Selon elle, l'assagissement observé dans de nombreuses collections cette saison, déjà visible dans les collections de prêt-à-porter présentées au printemps, conduit à "une sorte de nouveau classicisme". "Mais il n'y a pas de nostalgie, de passéisme", ajoute-t-elle. Les couturiers ont simplement "pris la mesure de l'air du temps, d'une certaine attente des femmes d'un vêtement qui les rend belles. On est loin d'une recherche forcenée de concepts".
Pour Donald Potard, les créateurs de mode "sont le parfait reflet de l'époque. Ils traduisent par leur mode des comportements sociaux, un état de la société". Or "on est dans une période de morosité totale", estime-t-il. "Il y a aussi quelque part un rejet du bling-bling", ajoute-t-il.

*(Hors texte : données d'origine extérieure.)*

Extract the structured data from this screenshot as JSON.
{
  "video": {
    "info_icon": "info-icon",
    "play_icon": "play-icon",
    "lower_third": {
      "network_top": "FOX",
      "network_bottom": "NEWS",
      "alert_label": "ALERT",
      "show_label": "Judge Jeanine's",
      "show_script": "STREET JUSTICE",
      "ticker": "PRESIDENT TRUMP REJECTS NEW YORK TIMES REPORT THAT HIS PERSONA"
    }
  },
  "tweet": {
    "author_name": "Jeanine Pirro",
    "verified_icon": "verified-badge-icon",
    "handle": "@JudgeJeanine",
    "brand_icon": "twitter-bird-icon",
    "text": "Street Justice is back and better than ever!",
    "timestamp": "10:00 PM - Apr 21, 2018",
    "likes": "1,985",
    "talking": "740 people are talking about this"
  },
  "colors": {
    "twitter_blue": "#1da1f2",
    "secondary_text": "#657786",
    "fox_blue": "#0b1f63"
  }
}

Peu de pierreries ont en effet brillé sur les podiums. Même Christian Lacroix a surtout brodé ses dentelles noires de jais, dans une collection plutôt sombre, avec cependant des éclats de couleurs vives. L'assagissement observé "n'est pas un renoncement. Au contraire, c'est pour aller aux sources d'un raffinement, d'une élégance", estime Mme Müller. "Ce qu'on a perdu en extravagance, on l'a gagné en élégance", résume M. Potard.
Pour Béatrice Ferrant, de la jeune griffe Lefranc-Ferrant, si la haute couture et le prêt-à-porter de luxe s'assagissent, c'est parce qu'"il faut lisser, plaire au plus grand nombre. (...) ça fait partie des contraintes économiques". "Il y a une sorte de réalisme qui prévaut", renchérit l'historienne de la mode Lydia Kamitsis. (afp)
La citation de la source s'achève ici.